Is our Solar System normal? Or is it weird? How does the Solar System fit within the strange star systems we’ve discovered in the Milky Way so far?
With all the beautiful images that come down the pipe from Hubble, our Solar System has been left with celestial body image questions rivaling that of your average teenager. They’re questions we’re all familiar with. Is my posture crooked? Do I look pasty? Are my arms too long? Is it supposed to bulge out like this in the middle? Some of my larger asteroids are slightly asymmetrical. Can everyone tell? And of course the toughest question of all… Am I normal?
The idea that stars are suns with planets orbiting them dates back to early human history. This was generally accompanied by the idea that other planetary systems would be much like our own. It’s only in the last few decades that we’ve had real evidence of planets around other stars, known as exoplanets. The first extrasolar planet was discovered around a pulsar in 1992 and the first “hot jupiter” was discovered in 1995.
Most of the known exoplanets have been discovered by the amazing Kepler spacecraft. Kepler uses the transit method, observing stars over long periods of time to see if they dim as a planet passes in front of the star. Since then, astronomers have found more than 1700 exoplanets, and 460 stars are known to have multiple planets. Most of these stellar systems are around main sequence stars, just like the Sun. Leaving us with plenty of systems for comparison.
So, is our Solar System normal? Planets in a stellar system tend to have roughly circular orbits, just like our Solar system. They have a range of larger and smaller planets, just like ours. Most of the known systems are even around G-type stars. Just like ours.….and we are even starting to find Earth-size planets in the habitable zones of their stars. JUST LIKE OURS!
Not so fast…Other stellar systems don’t seem to have the division of small rocky planets closer to the star and larger gas planets farther away. In fact, large Jupiter-type planets are generally found close to the star. This makes our solar system rather unusual.
Computer simulations of early planetary formation shows that large planets tend to move inward toward their star as they form, due to its interaction with the material of the protoplanetary disk. This would imply that large planets are often close to the star, which is what we observe. Large planets in our own system are unusually distant from the Sun because of a gravitational dance between Jupiter and Saturn that happened when our Solar System was young.
Although our Solar System is slightly unusual, there are some planetary systems that are downright quirky. There are planetary systems where the orbits are tilted at radically different angles, like Kepler 56, and a sci-fi favorite, the planets that orbit two stars like Kepler 16 and 34. There is even a planet so close to its star that its year lasts only 18 hours, known 55 Cancri e.

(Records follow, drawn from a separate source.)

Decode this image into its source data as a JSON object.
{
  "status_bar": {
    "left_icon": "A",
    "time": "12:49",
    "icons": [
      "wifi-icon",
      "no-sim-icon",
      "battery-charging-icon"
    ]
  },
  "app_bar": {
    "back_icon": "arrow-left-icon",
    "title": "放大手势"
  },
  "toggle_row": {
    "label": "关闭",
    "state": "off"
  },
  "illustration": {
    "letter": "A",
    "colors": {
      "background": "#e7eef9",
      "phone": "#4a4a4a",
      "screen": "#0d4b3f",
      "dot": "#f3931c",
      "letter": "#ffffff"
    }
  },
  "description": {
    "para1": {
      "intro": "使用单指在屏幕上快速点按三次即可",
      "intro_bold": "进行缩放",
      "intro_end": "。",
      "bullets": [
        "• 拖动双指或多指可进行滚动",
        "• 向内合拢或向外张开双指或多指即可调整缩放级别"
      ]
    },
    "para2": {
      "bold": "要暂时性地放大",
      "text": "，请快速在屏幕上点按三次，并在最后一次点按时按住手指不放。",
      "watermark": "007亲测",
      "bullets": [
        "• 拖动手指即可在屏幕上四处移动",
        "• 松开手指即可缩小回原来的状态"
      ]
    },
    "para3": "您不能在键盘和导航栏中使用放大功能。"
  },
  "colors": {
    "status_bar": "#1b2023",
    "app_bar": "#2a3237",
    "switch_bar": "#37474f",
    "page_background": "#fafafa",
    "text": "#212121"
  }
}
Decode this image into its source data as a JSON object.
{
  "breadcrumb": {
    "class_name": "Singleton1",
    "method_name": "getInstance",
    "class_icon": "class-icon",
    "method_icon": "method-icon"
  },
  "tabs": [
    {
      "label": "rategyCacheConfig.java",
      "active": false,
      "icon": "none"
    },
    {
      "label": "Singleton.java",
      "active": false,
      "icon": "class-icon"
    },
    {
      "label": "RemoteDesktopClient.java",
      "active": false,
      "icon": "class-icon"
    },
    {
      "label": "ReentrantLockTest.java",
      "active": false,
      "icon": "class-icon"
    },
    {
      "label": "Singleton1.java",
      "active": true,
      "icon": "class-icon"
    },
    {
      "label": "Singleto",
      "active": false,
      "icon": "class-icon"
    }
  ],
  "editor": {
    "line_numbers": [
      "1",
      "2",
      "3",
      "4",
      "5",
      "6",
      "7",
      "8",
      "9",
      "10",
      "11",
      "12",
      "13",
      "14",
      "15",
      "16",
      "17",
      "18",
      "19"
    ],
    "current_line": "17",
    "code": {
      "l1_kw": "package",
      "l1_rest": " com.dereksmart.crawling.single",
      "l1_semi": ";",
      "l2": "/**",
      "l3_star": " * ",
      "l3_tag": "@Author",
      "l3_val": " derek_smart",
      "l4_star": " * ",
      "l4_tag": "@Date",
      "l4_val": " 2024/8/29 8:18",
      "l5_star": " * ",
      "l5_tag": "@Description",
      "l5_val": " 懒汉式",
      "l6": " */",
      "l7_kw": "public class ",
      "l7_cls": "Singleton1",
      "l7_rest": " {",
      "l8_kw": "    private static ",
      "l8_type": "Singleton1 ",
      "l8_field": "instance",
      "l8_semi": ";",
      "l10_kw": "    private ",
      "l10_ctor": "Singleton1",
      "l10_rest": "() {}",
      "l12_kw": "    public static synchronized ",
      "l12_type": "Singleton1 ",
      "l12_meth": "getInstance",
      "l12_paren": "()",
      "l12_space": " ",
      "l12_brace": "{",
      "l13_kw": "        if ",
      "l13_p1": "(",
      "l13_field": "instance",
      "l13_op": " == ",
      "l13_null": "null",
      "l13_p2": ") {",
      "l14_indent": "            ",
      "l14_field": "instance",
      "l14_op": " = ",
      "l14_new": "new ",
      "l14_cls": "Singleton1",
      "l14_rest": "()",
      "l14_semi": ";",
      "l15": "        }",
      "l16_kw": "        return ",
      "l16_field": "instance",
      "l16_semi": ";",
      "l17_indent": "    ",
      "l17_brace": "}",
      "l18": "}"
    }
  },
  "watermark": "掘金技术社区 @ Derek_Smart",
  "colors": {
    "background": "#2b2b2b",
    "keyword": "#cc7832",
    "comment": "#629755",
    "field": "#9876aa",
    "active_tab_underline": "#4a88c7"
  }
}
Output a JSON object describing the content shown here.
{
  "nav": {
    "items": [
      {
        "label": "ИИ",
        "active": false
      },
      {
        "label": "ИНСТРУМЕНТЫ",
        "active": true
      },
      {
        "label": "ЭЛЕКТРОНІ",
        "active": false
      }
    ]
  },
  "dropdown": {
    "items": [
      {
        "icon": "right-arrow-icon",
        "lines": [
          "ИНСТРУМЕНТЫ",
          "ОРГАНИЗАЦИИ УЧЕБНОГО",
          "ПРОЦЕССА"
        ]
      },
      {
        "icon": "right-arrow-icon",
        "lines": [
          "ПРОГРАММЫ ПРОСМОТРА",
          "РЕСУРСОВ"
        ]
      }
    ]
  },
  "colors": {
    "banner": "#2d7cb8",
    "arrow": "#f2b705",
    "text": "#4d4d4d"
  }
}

And so, the Kepler telescope has presented us with a wealth of exoplanets, that we can compare our beautiful Solar System to. Future telescopes such as Gaia, which was launched in 2013, TESS and PLATO slated for launch in 2017 and 2024 will likely discover even more. Perhaps even discovering the holy grail of exoplanets, a habitable planet with life…
And the who knows, maybe we’ll find another planet… just like ours.
What say you? Where should we go looking for habitable worlds in this big bad universe of ours? Tell us in the comments.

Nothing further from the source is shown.